The Morning Call

Stay sane and entertain your kids this summer while being safe

- By Alexis Soloski

A funny thing about summer: It is long. It is also hot. This one comes in the middle of a pandemic.

And even in a changed and changing world, I have reserved some mental energy for panicking about how my kids, husband and I will make it to September without everyone’s brains turning into Haribo gummies. On a recent rainy Saturday, we baked banana bread and played games. We made lunch together, built a cardboard lantern and learned about the constellat­ions. It was exhausting. And they still put down two Disney movies. Three months into school closures, my children have watched every show. There are no shows left.

And yet, working from home with small children, an ordeal and a privilege, has been de rigueur since agrarianis­m got going. Parents managed it for thousands of years — without day care, compulsory schooling or camps. What did children used to do all day? Short answer: They worked and they played, often with minimal adult supervisio­n.
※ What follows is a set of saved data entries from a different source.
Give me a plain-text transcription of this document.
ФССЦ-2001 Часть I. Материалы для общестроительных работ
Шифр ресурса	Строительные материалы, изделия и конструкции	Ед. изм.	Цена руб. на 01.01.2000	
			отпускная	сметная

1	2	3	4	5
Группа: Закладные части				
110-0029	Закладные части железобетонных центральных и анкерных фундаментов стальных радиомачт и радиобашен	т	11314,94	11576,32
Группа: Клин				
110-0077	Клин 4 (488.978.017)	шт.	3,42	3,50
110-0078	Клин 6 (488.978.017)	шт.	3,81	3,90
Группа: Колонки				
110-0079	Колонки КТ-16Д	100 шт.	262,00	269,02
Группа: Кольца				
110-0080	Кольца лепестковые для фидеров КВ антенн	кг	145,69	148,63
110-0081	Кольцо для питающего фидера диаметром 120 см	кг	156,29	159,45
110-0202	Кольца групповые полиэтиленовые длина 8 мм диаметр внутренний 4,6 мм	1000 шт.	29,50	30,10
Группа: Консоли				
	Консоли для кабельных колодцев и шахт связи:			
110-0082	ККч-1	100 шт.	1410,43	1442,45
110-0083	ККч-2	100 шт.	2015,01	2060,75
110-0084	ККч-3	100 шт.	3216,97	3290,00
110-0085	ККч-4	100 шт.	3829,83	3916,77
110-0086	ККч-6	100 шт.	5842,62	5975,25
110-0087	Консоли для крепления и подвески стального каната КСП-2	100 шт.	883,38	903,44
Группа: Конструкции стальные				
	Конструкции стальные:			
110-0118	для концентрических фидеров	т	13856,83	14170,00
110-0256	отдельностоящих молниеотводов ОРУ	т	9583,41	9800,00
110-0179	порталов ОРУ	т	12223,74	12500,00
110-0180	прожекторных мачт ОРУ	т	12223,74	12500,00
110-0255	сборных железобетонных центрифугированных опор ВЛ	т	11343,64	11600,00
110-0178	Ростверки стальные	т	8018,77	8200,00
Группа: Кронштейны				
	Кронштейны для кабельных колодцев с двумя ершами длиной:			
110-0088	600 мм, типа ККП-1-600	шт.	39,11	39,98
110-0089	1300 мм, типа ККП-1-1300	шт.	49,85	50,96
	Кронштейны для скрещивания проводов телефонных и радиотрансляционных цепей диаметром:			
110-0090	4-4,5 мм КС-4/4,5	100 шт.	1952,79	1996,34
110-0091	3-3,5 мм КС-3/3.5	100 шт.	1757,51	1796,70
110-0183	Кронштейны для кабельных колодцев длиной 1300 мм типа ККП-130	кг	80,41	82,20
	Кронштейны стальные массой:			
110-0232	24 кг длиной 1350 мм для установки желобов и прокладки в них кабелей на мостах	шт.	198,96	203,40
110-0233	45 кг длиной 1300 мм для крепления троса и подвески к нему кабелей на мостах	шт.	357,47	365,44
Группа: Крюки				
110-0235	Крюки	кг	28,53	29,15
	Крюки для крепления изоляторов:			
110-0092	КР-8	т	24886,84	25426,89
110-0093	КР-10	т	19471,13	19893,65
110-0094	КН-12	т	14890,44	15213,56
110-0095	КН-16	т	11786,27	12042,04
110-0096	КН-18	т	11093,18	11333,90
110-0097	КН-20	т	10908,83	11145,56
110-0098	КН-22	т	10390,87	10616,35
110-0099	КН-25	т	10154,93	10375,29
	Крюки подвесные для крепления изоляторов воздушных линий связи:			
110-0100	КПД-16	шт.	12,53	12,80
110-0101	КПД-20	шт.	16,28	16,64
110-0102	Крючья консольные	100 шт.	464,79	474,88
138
Unfortunat­ely, as Steven Mintz, author of “Huck’s Raft: A History of American Childhood,” told me, “The pandemic has exaggerate­d and intensifie­d the worst features of children’s play today: adult intrusion; the decline of physical, outdoor and social play; and mediation by screens.”

So, how do we adults ameliorate that while staying safe, employed and reasonably sane? Here are some ideas.

Go old school. Very old.

In an email, Mintz, a history professor at the University of Texas at Austin, pointed to Pieter Bruegel the Elder’s 1560 painting “Children’s Games.” A canvas to give social distancing enforcers nightmares, it shows 100 or so Flemish youths disporting themselves with hoops, stilts, bubbles, marbles, the occasional pig bladder and the wholesome fun of beating one another with a scourge. The Flemish parents are elsewhere, presumably answering emails or cracking open a brown ale.